No era una decisión meditada, no la había consultado con nadie, ni siquiera conmigo mismo, impulsiva. De repente, estaba hecho, estaba decidido. Me asustaba pero no iba a dar un paso atrás.

Los rayos de sol de aquel atardecer se colaban entre las rendijas de la persiana y atravesaban la habitación. El viento húmedo entraba ondeando la cortina blanca acariciando mis pies descalzos sobre el suelo de terrazo, un escalofrío recorría mi cuerpo.

Me pregunto qué me llevo a lanzarme de aquella manera, cuantas gotas habían caído previamente en aquel vaso que esa calurosa tarde rebosó.  

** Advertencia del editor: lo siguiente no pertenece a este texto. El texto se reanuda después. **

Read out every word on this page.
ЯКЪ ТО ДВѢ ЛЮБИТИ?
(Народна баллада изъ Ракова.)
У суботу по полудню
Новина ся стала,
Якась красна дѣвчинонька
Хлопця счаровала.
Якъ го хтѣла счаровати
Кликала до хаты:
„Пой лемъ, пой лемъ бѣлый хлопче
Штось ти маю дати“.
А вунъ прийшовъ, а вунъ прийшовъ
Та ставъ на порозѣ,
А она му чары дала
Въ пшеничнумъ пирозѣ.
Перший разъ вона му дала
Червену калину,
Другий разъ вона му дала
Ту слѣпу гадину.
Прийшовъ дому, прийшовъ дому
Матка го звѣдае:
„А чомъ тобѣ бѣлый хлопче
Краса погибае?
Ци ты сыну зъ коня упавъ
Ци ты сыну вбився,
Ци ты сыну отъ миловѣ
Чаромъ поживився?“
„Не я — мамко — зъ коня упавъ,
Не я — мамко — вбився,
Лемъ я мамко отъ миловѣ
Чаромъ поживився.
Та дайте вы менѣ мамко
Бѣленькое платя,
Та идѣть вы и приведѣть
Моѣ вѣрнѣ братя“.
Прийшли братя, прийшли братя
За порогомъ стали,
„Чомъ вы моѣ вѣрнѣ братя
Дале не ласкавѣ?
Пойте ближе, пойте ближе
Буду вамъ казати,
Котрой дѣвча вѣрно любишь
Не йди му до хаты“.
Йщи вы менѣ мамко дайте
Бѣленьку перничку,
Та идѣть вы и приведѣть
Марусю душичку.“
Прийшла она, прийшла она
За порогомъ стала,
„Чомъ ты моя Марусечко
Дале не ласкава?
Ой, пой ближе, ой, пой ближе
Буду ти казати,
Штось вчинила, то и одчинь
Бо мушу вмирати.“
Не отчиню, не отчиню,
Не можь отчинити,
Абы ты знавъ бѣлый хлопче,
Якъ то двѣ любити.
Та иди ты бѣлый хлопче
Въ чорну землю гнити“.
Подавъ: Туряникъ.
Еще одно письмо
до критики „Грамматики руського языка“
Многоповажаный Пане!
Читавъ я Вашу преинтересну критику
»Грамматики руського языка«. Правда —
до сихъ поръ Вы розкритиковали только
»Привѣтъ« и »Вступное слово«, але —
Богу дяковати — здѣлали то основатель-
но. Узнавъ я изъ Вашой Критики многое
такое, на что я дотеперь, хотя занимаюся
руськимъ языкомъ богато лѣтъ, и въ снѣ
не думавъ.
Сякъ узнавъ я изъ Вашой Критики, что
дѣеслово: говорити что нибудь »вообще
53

Un tipo corriente, una vida corriente. Bueno, ¿en qué? Realmente no. He visto como había gente de mi alrededor que ha destacado en algo como en un deporte o tocando un instrumento, pintando o no necesariamente artístico sino también una pasión por su trabajo, y me alegro por ellos, pero yo soy de los otros, de los que están en el montón y, en realidad, muy cómodo. Pensándolo ahora fríamente, debo reconocer que nunca me he preocupado por nada, mi pasión es mi bienestar. ¿No será suficiente?

Siento angustia; no me puedo creer lo que acabo de hacer.

Nadie me va a apoyar, no me van a entender, si ni siquiera yo entiendo por qué lo he hecho, cómo voy a explicárselo a nadie.

Me noto el palpitar del corazón, está claro que está alterado. Bueno, todavía tengo una semana para preparar todo.